Meditatio: ¿Qué me dice Dios a mí a través de la lectura?

 

          En esta escena, Lucas presenta a la antigua Alianza dando paso a la nueva, reconociendo en Jesús-niño al Mesías doliente y Salvador universal. Los personajes que aparecen en éste pasaje, Simeón y Ana, representan al pueblo judío que, precisamente en el lugar más sagrado, el Templo, encuentra al que será la gloria de Israel y la luz para los paganos. Hacia él converge la esperanza de la antigua Alianza. Pero, según la profecía de Simeón, esto se cumplirá en Jesús solamente siguiendo inevitablemente el camino de la cruz.

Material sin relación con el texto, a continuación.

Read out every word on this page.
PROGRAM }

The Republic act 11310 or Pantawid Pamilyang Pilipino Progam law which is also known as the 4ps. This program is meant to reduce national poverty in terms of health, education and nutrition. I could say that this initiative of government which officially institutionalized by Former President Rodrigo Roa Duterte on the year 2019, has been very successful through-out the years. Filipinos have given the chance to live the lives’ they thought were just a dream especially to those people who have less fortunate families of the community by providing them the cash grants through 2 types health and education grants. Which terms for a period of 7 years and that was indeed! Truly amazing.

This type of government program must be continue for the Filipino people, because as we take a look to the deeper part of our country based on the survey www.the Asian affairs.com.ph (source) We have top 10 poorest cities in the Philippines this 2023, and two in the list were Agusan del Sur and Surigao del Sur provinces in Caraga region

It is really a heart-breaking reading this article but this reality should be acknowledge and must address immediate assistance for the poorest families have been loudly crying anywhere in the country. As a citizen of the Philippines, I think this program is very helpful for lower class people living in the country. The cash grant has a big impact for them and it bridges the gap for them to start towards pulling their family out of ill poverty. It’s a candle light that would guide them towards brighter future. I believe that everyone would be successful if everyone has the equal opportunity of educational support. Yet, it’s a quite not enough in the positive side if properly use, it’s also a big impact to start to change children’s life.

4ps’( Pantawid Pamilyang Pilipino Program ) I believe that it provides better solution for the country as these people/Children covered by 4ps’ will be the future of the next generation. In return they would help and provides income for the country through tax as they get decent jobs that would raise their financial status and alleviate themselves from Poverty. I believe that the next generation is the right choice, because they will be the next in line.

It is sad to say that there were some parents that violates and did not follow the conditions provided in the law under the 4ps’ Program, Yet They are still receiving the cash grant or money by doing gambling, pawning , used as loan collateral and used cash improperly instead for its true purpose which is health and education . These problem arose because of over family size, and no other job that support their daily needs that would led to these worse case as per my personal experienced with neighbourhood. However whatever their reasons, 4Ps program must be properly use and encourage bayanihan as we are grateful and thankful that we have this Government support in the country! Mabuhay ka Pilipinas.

          El marco litúrgico en el que leemos hoy este pasaje es en el de la Fiesta de la Sagrada Familia, celebrando que Dios ha querido que su Hijo participara de la institución familiar afirmando, de esta manera, su carácter sagrado. María y José entran en el Templo como pobres miembros del pueblo de Dios para ofrecer su primogénito al Señor y para la purificación de la madre, tal como mandaba la Ley. Sin embargo, el Espíritu Santo inspira a otros dos sencillos miembros de éste pueblo para que proclamen que la antigua Promesa que esperaba Israel se ha cumplido: Jesús es el Mesías esperado.

          Sin embargo, Jesús, proclamado el Mesías en el Templo, aún deberá permanecer en el seno de su familia durante muchos años, para irse formando como cualquier ser humano, para aprender las tradiciones y la sabiduría de su pueblo y para ir ahondando en el propio conocimiento de su Misión. Contemplando a Jesús, María y José, la Sagrada Familia de Nazaret, hoy podemos dar gracias por la vida y la fe, recibida gratuitamente de Dios a través de la propia familia.

          Jesús ha nacido en una familia como la nuestra, con sus problemas y dificultades, con sus alegrías y esperanzas: ¿Le pido hoy que Él mismo enseñe a las familias las virtudes que brillaron en la casa de Nazaret: el amor, la laboriosidad, la unión, la justicia, la oración, etc.? Cada familia debiera ser escuela de ayuda mutua, de perdón y reconciliación. Y también, en este tiempo en que nos aturden los excesos del consumo: ¿pido y soy solidario con las familias más pobres, marginadas y necesitadas?.

 

Oratio: ¿Qué me hace decirle a Dios esta lectura?

 

          Sagrada familia de Nazaret, que vivisteis la experiencia de asumir la Salvación de Dios en la sencillez y pobreza de un hogar, concede a nuestra familia la capacidad de ser también instrumento para que la Salvación de Dios alcance hasta los confines de la Tierra. Ayudadnos a estar abiertos a la vida que viene del Padre-Dios, a imitar la entereza del Hijo para afrontar los momentos de cruz con entereza, y a estar atentos al Espíritu Santo, para actuar en todo momento según sus inspiraciones.

          Concedednos ser pobres de espíritu, sencillos como Simeón y Ana, pero también estar atentos para saber descubrir el paso de Dios por nuestras vidas, como ellos lo hicieron. Concedednos valentía para dar testimonio de la Salvación que Jesús trae a todas las naciones, luz para los pueblos.

          Os pedimos, en fin, Jesús, José y María, saber llevar una vida digna, creciendo en la verdadera sabiduría, en estatura moral y en gracia divina. Ten en cuenta a tantas familias como sufren en el mundo, la injusticia y la pobreza, pero también aquellas que padecen la desunión, las rupturas y la tentación que hace sentirse dueños de la vida, envés de humildes administradores de ella.

                   

Contemplatio: Pistas para el encuentro con Dios y el compromiso.

         

                   Impulsado por el Espíritu Santo, fue…

Mis ojos han visto al Salvador: luz para alumbrar a las naciones.

¡Lléname de sabiduría y de gracia ante ti, Dios mío!